Multinational companies have made great strides in establishing compensation and performance management systems that cover all employees. But the are limits due to international labor laws.
By Fay Hansen
Comments 0 | Recommend 0

ultinationals have made huge strides in establishing global compensation and performance management systems with similar salary structures and evaluation criteria for all employees. "It is bad human resources policy to discriminate among similarly situated employees based on arbitrary factors, and in today’s global workplace, ‘home country’ increasingly is becoming an arbitrary factor," says Donald C. Dowling Jr., international labor and employment counsel for Proskauer Rose in New York City.

    The collaborative nature of knowledge work makes it even more important to establish consistent systems. "With projects and work teams now spanning international borders, it makes less sense to apply different policies and practices for employees who function as co-workers even through they may work in different countries," Dowling notes.

    "Obviously, there are differences in the labor markets and employment laws, so there will always be major differences in the amounts that employees are paid and the benefits they receive, but the trend is toward harmonizing plans unless there is a business case for using different plans," Dowling says. "Large multinationals are far along in the process."

    Still, detailed labor laws and regulations abroad set limits on harmonization.

    Dowling warns that U.S.-based workforce management executives tend to underestimate the complexity of foreign labor laws. "U.S. laws in other areas—for example, environmental laws—are usually far more complex than in other countries," he says. "But with labor law, the situation flips. Labor laws abroad are far more complex than in the United States."

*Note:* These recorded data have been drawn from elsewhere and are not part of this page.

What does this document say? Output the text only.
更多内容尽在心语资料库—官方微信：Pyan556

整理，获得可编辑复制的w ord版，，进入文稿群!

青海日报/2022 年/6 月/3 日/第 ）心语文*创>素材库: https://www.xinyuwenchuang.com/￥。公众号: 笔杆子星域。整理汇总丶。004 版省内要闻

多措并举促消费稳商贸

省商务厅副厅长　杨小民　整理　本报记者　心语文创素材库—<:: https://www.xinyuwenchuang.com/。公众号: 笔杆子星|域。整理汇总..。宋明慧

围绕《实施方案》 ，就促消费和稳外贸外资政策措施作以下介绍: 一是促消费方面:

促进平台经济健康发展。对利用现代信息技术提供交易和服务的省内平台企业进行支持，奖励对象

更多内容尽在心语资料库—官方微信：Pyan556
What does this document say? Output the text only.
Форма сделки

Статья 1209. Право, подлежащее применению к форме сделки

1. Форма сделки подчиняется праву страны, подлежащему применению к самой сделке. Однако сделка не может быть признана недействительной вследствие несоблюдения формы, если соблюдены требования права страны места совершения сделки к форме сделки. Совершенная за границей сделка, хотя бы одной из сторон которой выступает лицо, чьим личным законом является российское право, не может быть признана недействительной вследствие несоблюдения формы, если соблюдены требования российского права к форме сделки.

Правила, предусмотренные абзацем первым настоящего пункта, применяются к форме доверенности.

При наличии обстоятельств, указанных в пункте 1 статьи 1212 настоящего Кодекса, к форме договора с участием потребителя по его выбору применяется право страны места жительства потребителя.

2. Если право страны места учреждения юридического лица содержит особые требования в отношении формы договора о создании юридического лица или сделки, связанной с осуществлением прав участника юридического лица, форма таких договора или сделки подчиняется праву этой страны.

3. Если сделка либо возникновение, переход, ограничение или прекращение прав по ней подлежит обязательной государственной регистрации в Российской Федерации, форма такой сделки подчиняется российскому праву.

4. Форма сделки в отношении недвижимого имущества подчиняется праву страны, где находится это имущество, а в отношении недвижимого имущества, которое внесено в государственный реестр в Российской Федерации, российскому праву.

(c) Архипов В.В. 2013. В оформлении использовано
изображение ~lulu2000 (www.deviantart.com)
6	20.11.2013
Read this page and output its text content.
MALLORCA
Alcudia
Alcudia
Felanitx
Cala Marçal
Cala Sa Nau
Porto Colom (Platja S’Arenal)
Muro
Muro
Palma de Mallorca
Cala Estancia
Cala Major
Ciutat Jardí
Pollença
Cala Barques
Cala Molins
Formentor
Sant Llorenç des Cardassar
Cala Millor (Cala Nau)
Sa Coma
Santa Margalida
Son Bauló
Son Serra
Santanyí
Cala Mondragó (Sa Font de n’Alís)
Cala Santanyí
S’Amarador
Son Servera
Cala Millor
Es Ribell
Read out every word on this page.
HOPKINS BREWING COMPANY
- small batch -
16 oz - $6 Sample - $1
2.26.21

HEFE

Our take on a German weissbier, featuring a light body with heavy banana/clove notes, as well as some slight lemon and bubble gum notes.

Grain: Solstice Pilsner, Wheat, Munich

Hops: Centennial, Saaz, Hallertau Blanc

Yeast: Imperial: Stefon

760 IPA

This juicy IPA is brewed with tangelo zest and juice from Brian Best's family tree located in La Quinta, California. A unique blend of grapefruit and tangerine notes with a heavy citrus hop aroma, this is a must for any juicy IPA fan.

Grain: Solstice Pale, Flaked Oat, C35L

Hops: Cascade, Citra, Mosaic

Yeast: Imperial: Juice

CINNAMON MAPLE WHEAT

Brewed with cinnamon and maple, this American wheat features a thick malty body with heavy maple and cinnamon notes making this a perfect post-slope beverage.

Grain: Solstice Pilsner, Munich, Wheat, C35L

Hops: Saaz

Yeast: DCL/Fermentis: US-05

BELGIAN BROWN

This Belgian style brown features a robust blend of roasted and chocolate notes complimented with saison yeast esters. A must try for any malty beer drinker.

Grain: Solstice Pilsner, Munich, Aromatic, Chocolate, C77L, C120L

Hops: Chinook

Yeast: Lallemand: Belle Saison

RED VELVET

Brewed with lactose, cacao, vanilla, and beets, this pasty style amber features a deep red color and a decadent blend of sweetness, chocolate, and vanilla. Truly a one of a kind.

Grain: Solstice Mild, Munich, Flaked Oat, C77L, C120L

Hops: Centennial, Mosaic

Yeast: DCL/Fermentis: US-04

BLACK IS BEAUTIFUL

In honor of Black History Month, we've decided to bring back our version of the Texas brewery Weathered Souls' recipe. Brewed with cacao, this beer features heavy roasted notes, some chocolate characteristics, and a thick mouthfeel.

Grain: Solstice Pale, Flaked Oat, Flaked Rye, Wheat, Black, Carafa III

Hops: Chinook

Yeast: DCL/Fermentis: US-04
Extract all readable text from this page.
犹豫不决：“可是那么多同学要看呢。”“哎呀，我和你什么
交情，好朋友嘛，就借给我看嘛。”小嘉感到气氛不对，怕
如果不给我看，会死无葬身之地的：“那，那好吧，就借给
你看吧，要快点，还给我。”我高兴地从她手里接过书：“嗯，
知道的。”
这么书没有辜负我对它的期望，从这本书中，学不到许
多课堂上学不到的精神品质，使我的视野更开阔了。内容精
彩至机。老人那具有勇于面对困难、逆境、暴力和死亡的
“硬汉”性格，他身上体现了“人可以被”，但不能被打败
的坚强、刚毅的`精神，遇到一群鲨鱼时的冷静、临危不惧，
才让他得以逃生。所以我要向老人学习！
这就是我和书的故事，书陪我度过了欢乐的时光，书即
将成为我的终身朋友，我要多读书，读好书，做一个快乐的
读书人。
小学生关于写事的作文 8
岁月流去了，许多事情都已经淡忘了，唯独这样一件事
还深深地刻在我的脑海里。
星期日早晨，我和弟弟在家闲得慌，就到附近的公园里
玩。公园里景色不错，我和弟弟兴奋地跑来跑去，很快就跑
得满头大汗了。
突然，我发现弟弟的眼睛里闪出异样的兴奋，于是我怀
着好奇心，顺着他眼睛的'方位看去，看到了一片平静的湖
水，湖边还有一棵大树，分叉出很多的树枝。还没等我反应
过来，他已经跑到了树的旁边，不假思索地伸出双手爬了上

    Ongoing globalization and the attempt to establish global compensation and performance management systems require a new multijurisdictional approach to labor law that transcends reliance on local counsel in each corporate location. The largest U.S.-based multinationals have developed in-house international HR legal expertise, according to Dowling. "The same talent is now evolving in law firms," he says. "These multi-jurisdiction practitioners can work with a network of local attorneys to resolve both international and local legal issues."
 
LABOR-LAW CLIMATES
Main indexes for measuring the flexibility of labor laws, with higher values indicating greater rigidity on a scale of 0 to 100. (The greater the amount of regulation, the higher degree of difficulty of the following tasks.)
  Difficulty of hiring Difficulty of changing work hours Difficulty of firing Firing costs
(in weeks of pay)
U.S. 0 0 10 8
Canada 11 0 0 28
Mexico 67 60 90 83
Brazil 67 80 70 165
U.K. 11 40 10 25
Germany 44 80 40 80
Russian Federation 0 60 20 17
Japan 33 40 0 12
India 11 40 40 90
S. Korea 33 20 90 79
Note: Based on full-time nonunion (unless mandatory), nonexecutive male who is not a member of a protected minority group and who works at a manufacturing firm with 200 employees.
Source: World Bank

Workforce Management, April 10, 2006, p. 23 -- Subscribe Now!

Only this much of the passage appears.